OLIVER EVANS reports from the annual meeting of The League of Friends of the Kidderminster Hospitals.

SUPPORTERS of Kidderminster Hospital have hit out at health chiefs who are looking to move a volunteer-run coffee shop to "totally unsuitable" new premises.

A mooted new site for the coffee shop, to be run by The League of Friends of the Kidderminster Hospitals, would see volunteers having to pass through a medical area and serving food through a "hatch", the group's chairman said.

In what is the second major complaint about the design of the building, opened in February, Friends' chairman David Wase said health chiefs had been asked to come back with a better plan for the new shop, on the first floor of the Treatment Centre building.

He said: "We would have to serve through a little hole and would have to go through the back door with dirty crockery and deliveries through a corridor where patients are waiting, which I don't think is on.

"We feel, at the moment, we wouldn't be able to move into that room and serve through that tiny hatch because people can't see what we are selling."

The Friends' coffee shop, presently located between the Treatment Centre and the X-ray department, would move to the new "Terrace Caf", on the outpatients floor, as part of the transfer of services to the £19 million facility.

Volunteer Win Aldred said she too was not impressed with what had been offered. She told the Shuttle/Times & News: "We are very concerned because we are struggling to get a proper facility.

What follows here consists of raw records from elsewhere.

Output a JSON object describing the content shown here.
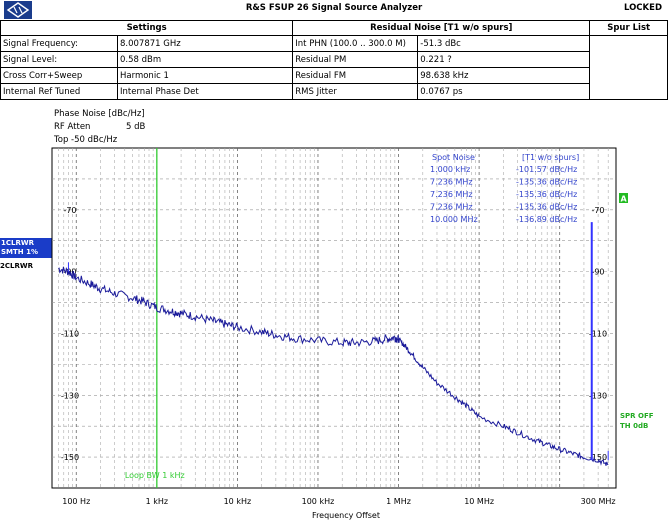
{
  "header": {
    "title": "R&S FSUP 26 Signal Source Analyzer",
    "status": "LOCKED"
  },
  "summary": {
    "col_settings": "Settings",
    "col_residual": "Residual Noise [T1 w/o spurs]",
    "col_spur": "Spur List",
    "rows": [
      {
        "label": "Signal Frequency:",
        "value": "8.007871 GHz",
        "rlabel": "Int PHN (100.0 .. 300.0 M)",
        "rvalue": "-51.3 dBc"
      },
      {
        "label": "Signal Level:",
        "value": "0.58 dBm",
        "rlabel": "Residual PM",
        "rvalue": "0.221 ?"
      },
      {
        "label": "Cross Corr+Sweep",
        "value": "Harmonic 1",
        "rlabel": "Residual FM",
        "rvalue": "98.638 kHz"
      },
      {
        "label": "Internal Ref Tuned",
        "value": "Internal Phase Det",
        "rlabel": "RMS Jitter",
        "rvalue": "0.0767 ps"
      }
    ]
  },
  "plot_info": {
    "line1": "Phase Noise [dBc/Hz]",
    "line2_label": "RF Atten",
    "line2_value": "5 dB",
    "line3": "Top -50 dBc/Hz"
  },
  "traces": {
    "t1_line1": "1CLRWR",
    "t1_line2": "SMTH 1%",
    "t2": "2CLRWR"
  },
  "markers": {
    "a_label": "A",
    "spr_line1": "SPR OFF",
    "spr_line2": "TH 0dB",
    "loop_bw": "Loop BW 1 kHz"
  },
  "spot_noise": {
    "header_left": "Spot Noise",
    "header_right": "[T1 w/o spurs]",
    "rows": [
      {
        "freq": "1.000 kHz",
        "value": "-101.57 dBc/Hz"
      },
      {
        "freq": "7.236 MHz",
        "value": "-135.36 dBc/Hz"
      },
      {
        "freq": "7.236 MHz",
        "value": "-135.36 dBc/Hz"
      },
      {
        "freq": "7.236 MHz",
        "value": "-135.36 dBc/Hz"
      },
      {
        "freq": "10.000 MHz",
        "value": "-136.89 dBc/Hz"
      }
    ]
  },
  "chart_data": {
    "type": "line",
    "xscale": "log",
    "xlabel": "Frequency Offset",
    "ylabel": "",
    "xlim": [
      50,
      500000000
    ],
    "ylim": [
      -160,
      -50
    ],
    "x_ticks": [
      100,
      1000,
      10000,
      100000,
      1000000,
      10000000,
      300000000
    ],
    "x_tick_labels": [
      "100 Hz",
      "1 kHz",
      "10 kHz",
      "100 kHz",
      "1 MHz",
      "10 MHz",
      "300 MHz"
    ],
    "y_ticks": [
      -70,
      -90,
      -110,
      -130,
      -150
    ],
    "y_tick_labels": [
      "-70",
      "-90",
      "-110",
      "-130",
      "-150"
    ],
    "grid": true,
    "loop_bw_hz": 1000,
    "colors": {
      "trace": "#1a1a9a",
      "spur": "#3333ff",
      "loop": "#33cc33",
      "text_blue": "#3344cc"
    },
    "series": [
      {
        "name": "",
        "x": [
          60,
          80,
          100,
          150,
          200,
          300,
          500,
          700,
          1000,
          1500,
          2000,
          3000,
          5000,
          7000,
          10000,
          20000,
          30000,
          50000,
          100000,
          200000,
          300000,
          500000,
          700000,
          900000,
          1000000,
          1200000,
          1500000,
          2000000,
          3000000,
          5000000,
          7000000,
          10000000,
          20000000,
          30000000,
          50000000,
          70000000,
          100000000,
          150000000,
          200000000,
          300000000,
          400000000
        ],
        "y": [
          -89,
          -90,
          -92,
          -94,
          -95.5,
          -97,
          -98.5,
          -99.8,
          -101.6,
          -102.7,
          -103.5,
          -104.5,
          -106,
          -107,
          -108,
          -109.5,
          -110.5,
          -111.5,
          -112.3,
          -113,
          -113,
          -112.5,
          -111.8,
          -111.3,
          -112,
          -114,
          -117,
          -121,
          -126,
          -130.5,
          -133.5,
          -136.9,
          -140,
          -142,
          -144.5,
          -146,
          -147.5,
          -149,
          -150,
          -151,
          -152.5
        ]
      }
    ],
    "spurs": [
      {
        "x": 250000000,
        "y": -74
      },
      {
        "x": 80,
        "y": -87
      },
      {
        "x": 400000000,
        "y": -148
      }
    ]
  }
}
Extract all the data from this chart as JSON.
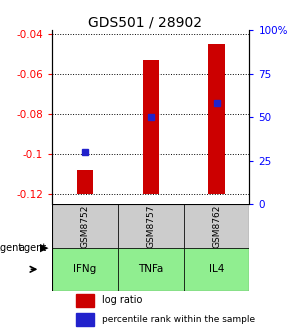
{
  "title": "GDS501 / 28902",
  "samples": [
    "GSM8752",
    "GSM8757",
    "GSM8762"
  ],
  "agents": [
    "IFNg",
    "TNFa",
    "IL4"
  ],
  "log_ratios": [
    -0.108,
    -0.053,
    -0.045
  ],
  "baseline": -0.12,
  "percentile_ranks": [
    30,
    50,
    58
  ],
  "ylim_left": [
    -0.125,
    -0.038
  ],
  "yticks_left": [
    -0.12,
    -0.1,
    -0.08,
    -0.06,
    -0.04
  ],
  "ytick_labels_left": [
    "-0.12",
    "-0.1",
    "-0.08",
    "-0.06",
    "-0.04"
  ],
  "yticks_right": [
    0,
    25,
    50,
    75,
    100
  ],
  "ylim_right": [
    0,
    100
  ],
  "bar_color": "#cc0000",
  "percentile_color": "#2222cc",
  "sample_bg_color": "#cccccc",
  "agent_bg_color": "#90ee90",
  "legend_log_color": "#cc0000",
  "legend_pct_color": "#2222cc",
  "title_fontsize": 10,
  "tick_fontsize": 7.5,
  "bar_width": 0.25
}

"(The first floor site) is totally inadequate. It is just not serviceable as a coffee shop. It would affect our income if we moved in there but it is not just the money, it is a place for people to have a cup of tea or coffee and a kind word."

The Friends put in its plan to Worcestershire Acute Hospitals NHS Trust, which runs the Bewdley Road hospital, involving demolition work to provide a servery at the proposed shop site.

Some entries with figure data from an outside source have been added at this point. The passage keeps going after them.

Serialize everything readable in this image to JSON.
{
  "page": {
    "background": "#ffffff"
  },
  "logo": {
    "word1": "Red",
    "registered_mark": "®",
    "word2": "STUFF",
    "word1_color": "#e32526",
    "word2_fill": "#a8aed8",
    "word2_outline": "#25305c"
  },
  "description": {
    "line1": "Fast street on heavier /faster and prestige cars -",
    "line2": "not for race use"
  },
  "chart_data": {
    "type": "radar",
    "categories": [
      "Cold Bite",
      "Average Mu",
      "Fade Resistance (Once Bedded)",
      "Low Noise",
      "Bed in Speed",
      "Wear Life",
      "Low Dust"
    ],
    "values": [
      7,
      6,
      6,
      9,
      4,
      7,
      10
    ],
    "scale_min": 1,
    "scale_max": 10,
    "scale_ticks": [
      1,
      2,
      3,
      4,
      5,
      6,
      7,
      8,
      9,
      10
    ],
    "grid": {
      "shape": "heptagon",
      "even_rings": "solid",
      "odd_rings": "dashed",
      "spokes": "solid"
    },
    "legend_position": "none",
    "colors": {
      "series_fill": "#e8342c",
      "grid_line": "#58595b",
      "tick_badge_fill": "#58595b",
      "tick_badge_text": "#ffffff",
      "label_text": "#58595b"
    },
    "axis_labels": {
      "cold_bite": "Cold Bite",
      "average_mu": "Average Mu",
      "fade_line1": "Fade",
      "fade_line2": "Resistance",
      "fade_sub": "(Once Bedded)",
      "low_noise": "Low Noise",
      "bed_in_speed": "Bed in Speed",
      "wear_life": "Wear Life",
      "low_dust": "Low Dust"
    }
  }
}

Trust spokesman Richard Haynes said discussions were on-going with the friends over the move. He said the plan put in by the Friends raised fire safety issues which would have to be resolved.

"It would be for us,the Friends and the designers to come up with a solution which everybody is happy with," Mr Haynes added.

In February, anaesthetist Dr Richard Herbert, who has worked at Kidderminster Hospital for more than 30 years, told the Shuttle/Times and News the Treatment Centre's operating facilities were "totally inadequate".